L’unico surriscaldamento globale sicuro è indubbiamente quello delle piazze in cui si riversano masse di giovani, eccitati dal fatto di aver trovato un nuovo obiettivo sulla base del quale si possa urlare e ballare, sentendosi protagonisti di qualcosa purché sia “contro”. È una vecchia realtà che si sta verificando anche oggi e che, grazie alla globalizzazione delle comunicazioni a basso costo, può essere innescata con relativa facilità e rapidità. Per farlo, è necessario disporre 1) un problema collettivo sul quale vi sia un coinvolgimento emotivo unanime o quasi; 2) un personaggio con cui il pubblico si identifichi empaticamente senza difficoltà; 3) un’abile consulenza senza scrupoli in fatto di comunicazione.
Il caso di Greta Thunberg è altamente e tristemente istruttivo. Se, come appare ovvio, la poveretta è il risultato di un’operazione di laboratorio dove i tre fattori sopra citati sono stati accuratamente studiati, è singolare che nessuno, data la sua età, proponga un’azione legale a sua tutela e di condanna degli organizzatori che certamente stanno dietro le quinte.
Tuttavia, non solo non accade tutto questo ma accade addirittura il contrario: ad osannare la ragazzina sono le più alte autorità mondiali, tutte lì umilmente silenziose ad ascoltare la “verità” e a mostrare sussiegosa ammirazione per chi la rivela. Mancano solo i complimenti del Padreterno e poi il circolo sarebbe al completo. Oggi si chiamano influencer, ma sono la stessa cosa dei classici opinion leader costruiti a tavolino o, forse ancor più, dei profeti di sventura, nei confronti dei quali gli esseri umani hanno una predilezione innata.

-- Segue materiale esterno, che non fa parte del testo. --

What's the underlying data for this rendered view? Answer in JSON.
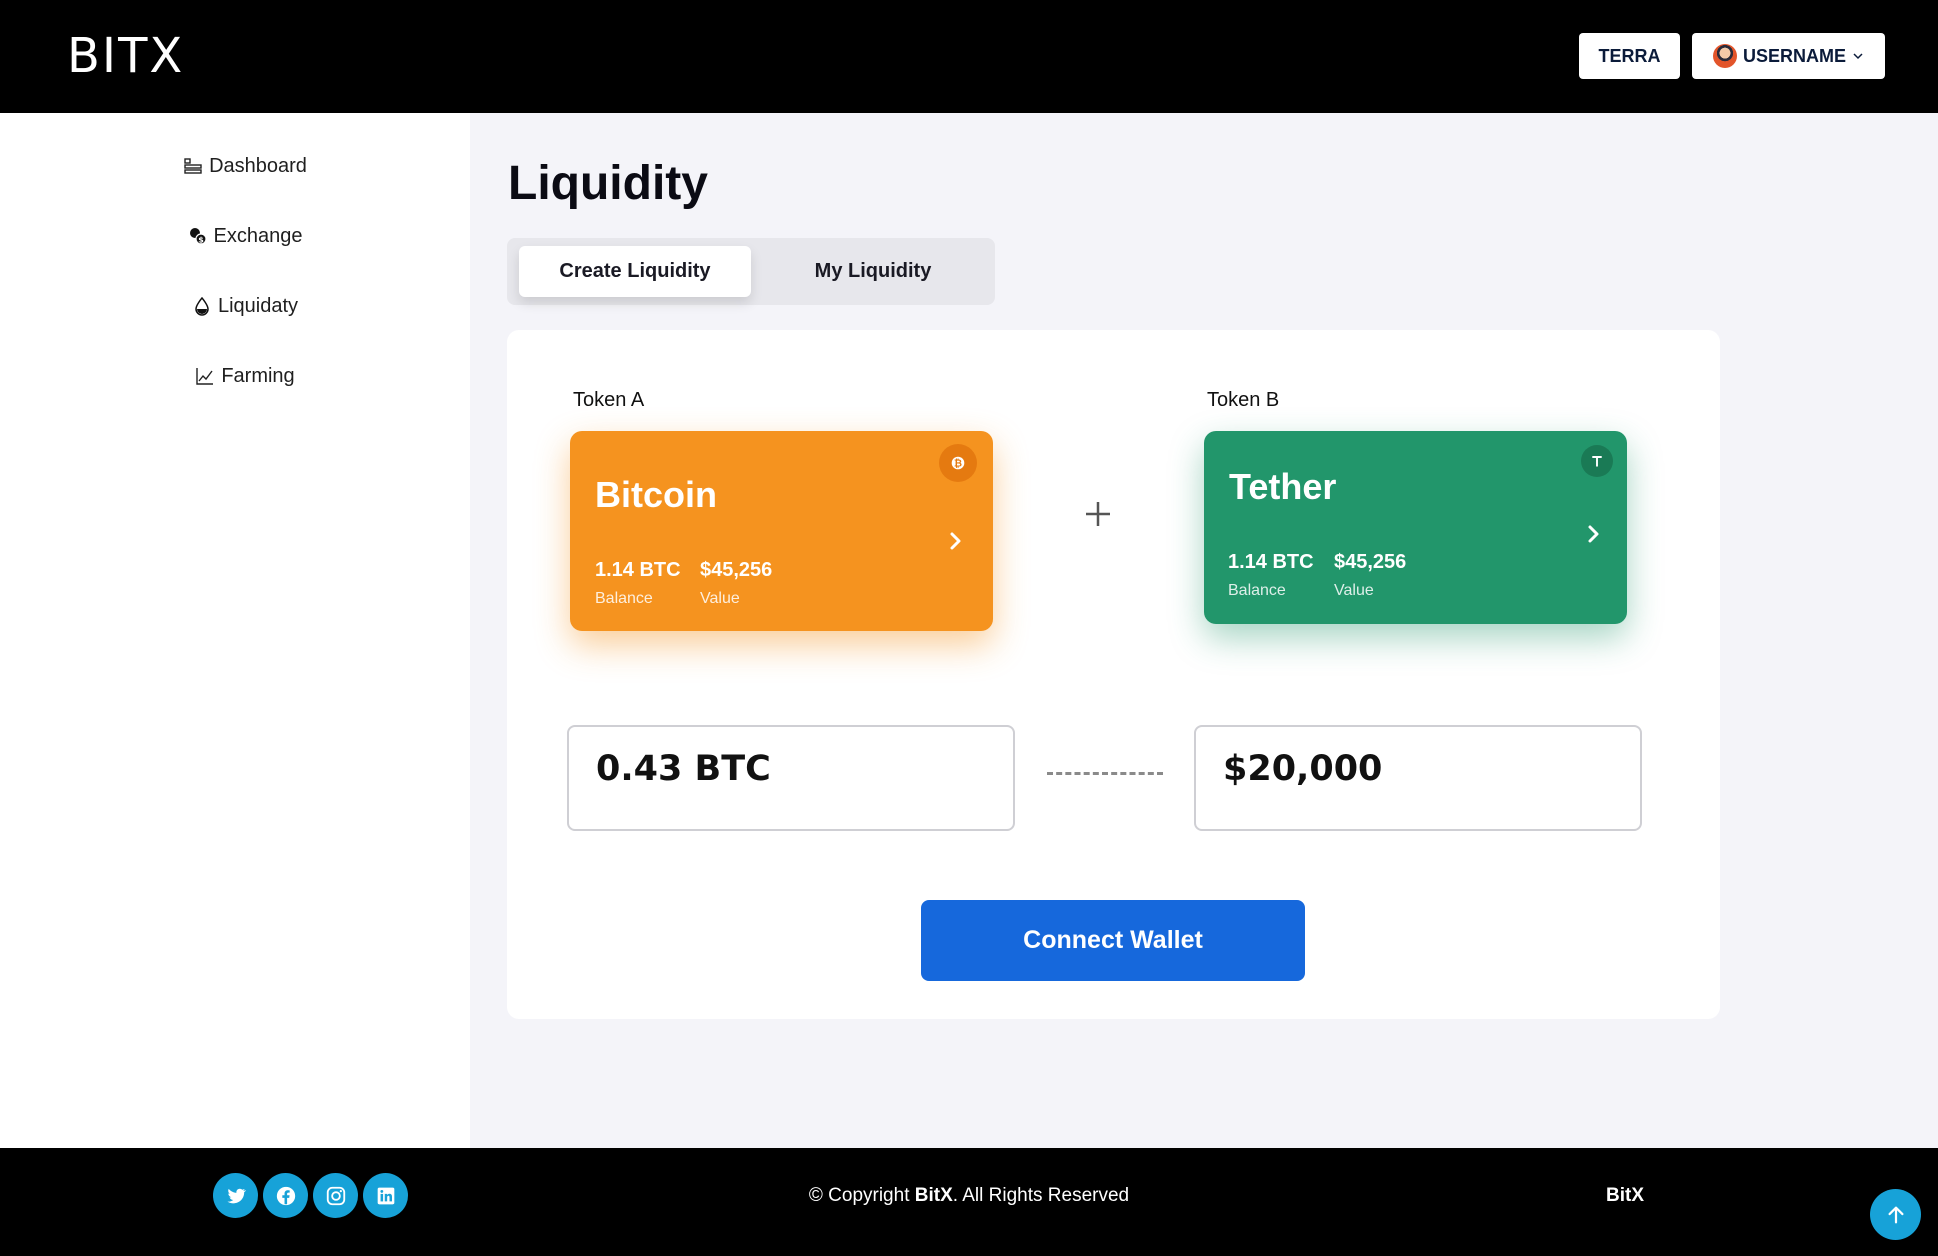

D’altra parte, l’aspetto più triste riguarda la scienza, in altri casi considerata poco attendibile e magari collusa con interessi poco lodevoli e, ora, di fronte ai “cambiamenti climatici”, messa sull’altare dell’indiscutibilità. In effetti, i tanti, ragazzi o meno, che stanno partecipando alle manifestazioni di questi giorni, invece di chiedere con forza un dibattito pubblico fra sostenitori e detrattori in tema di mutamento del clima, in modo da sentire, come si dice, le due campane, hanno già deciso che la verità sta nei primi e gli impostori, o gli incompetenti, sono i secondi.
Ciò non deve peraltro stupire perché i movimenti di questo tipo non amano la riflessione pacata e lo studio, magari faticoso, delle ipotesi su questo o su quello. Ciò che stupisce, semmai, è l’indisponibilità generale, in particolare degli uomini politici, ad affrontare il tema in questione con un minimo di approfondimento. E si tratta di un atteggiamento assai grave perché gli interventi che si vorrebbero predisporre per “lottare” contro le mutazioni climatiche assorbirebbero una quantità di risorse finanziarie mostruosa, molto più elevata di quella affrontata dall’insieme degli Stati durante la Seconda guerra mondiale.

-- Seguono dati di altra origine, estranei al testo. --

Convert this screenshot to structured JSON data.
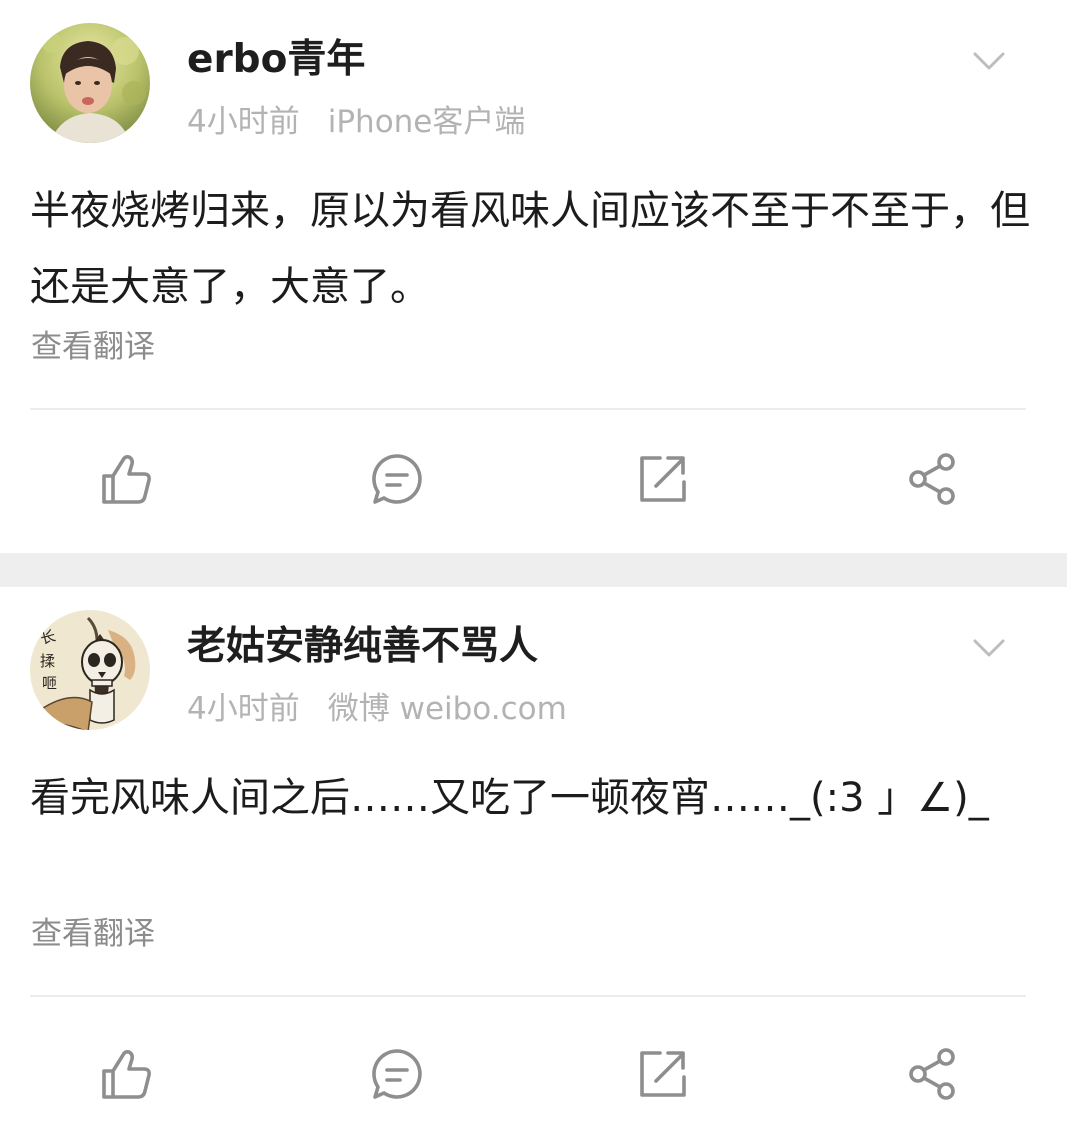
{
  "posts": [
    {
      "username": "erbo青年",
      "time": "4小时前",
      "source": "iPhone客户端",
      "content": "半夜烧烤归来，原以为看风味人间应该不至于不至于，但还是大意了，大意了。",
      "translate_label": "查看翻译",
      "avatar_icon": "portrait-photo-avatar",
      "actions": [
        "thumbs-up-icon",
        "comment-icon",
        "repost-icon",
        "share-icon"
      ]
    },
    {
      "username": "老姑安静纯善不骂人",
      "time": "4小时前",
      "source": "微博 weibo.com",
      "content": "看完风味人间之后……又吃了一顿夜宵……_(:3 」∠)_",
      "translate_label": "查看翻译",
      "avatar_icon": "skull-drawing-avatar",
      "actions": [
        "thumbs-up-icon",
        "comment-icon",
        "repost-icon",
        "share-icon"
      ]
    }
  ],
  "colors": {
    "text": "#1c1c1c",
    "meta": "#b3b3b3",
    "translate": "#8c8c8c",
    "icon": "#8e8e8e",
    "separator": "#eeeeee",
    "divider": "#ececec"
  }
}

Così, facendo confusione fra inquinamento e innalzamento della temperatura, ignorando la differenza fra plastica e anidride carbonica, credendo ciecamente che l’attuale fase climatica sia senza precedenti e trascurando del tutto l’attività solare, lo spostamento dell’asse terrestre, i consumi e i comportamenti dei sette miliardi di persone (e di animali) che, oggi, popolano la Terra, contestatori inclusi, milioni di persone si agitano con la bava alla bocca chiedendo – chissà a chi e con quali precise azioni da compiere – la Salvezza del Pianeta.
Il fatto è che l’espressione “cambiamenti climatici” sta davvero diventando un asfissiante dogma contro cui è difficile combattere. Una di queste sere, il redivivo Alfonso Pecoraro Scanio, per rispondere ad un interlocutore che citava le centinaia di scienziati che non credono all’eccezionalità della fase climatica che stiamo attraversando e, comunque, alla possibilità che essa sia dovuta all’azione dell’uomo, non ha trovato di meglio che sottolineare il fatto che, quegli scienziati, non rappresenterebbero se non l’uno per cento. Questo è il punto più pericoloso dell’intera faccenda: sull’attività letale, poniamo, del monossido di carbonio o del morso di un serpente a sonagli nessuno scienziato ha dubbi, ma così non è per quel che riguarda il cambiamento climatico. Ricordando, dunque, che la scienza si è sempre sviluppata sulla scorta di teorie e ipotesi le quali, di volta in volta, erano osteggiate dai più, sarà bene dichiarare apertamente il principio liberale secondo cui, quando la maggioranza è straripante, è giunto il momento di ascoltare attentamente gli argomenti della minoranza. Ma è difficile farlo in piazza.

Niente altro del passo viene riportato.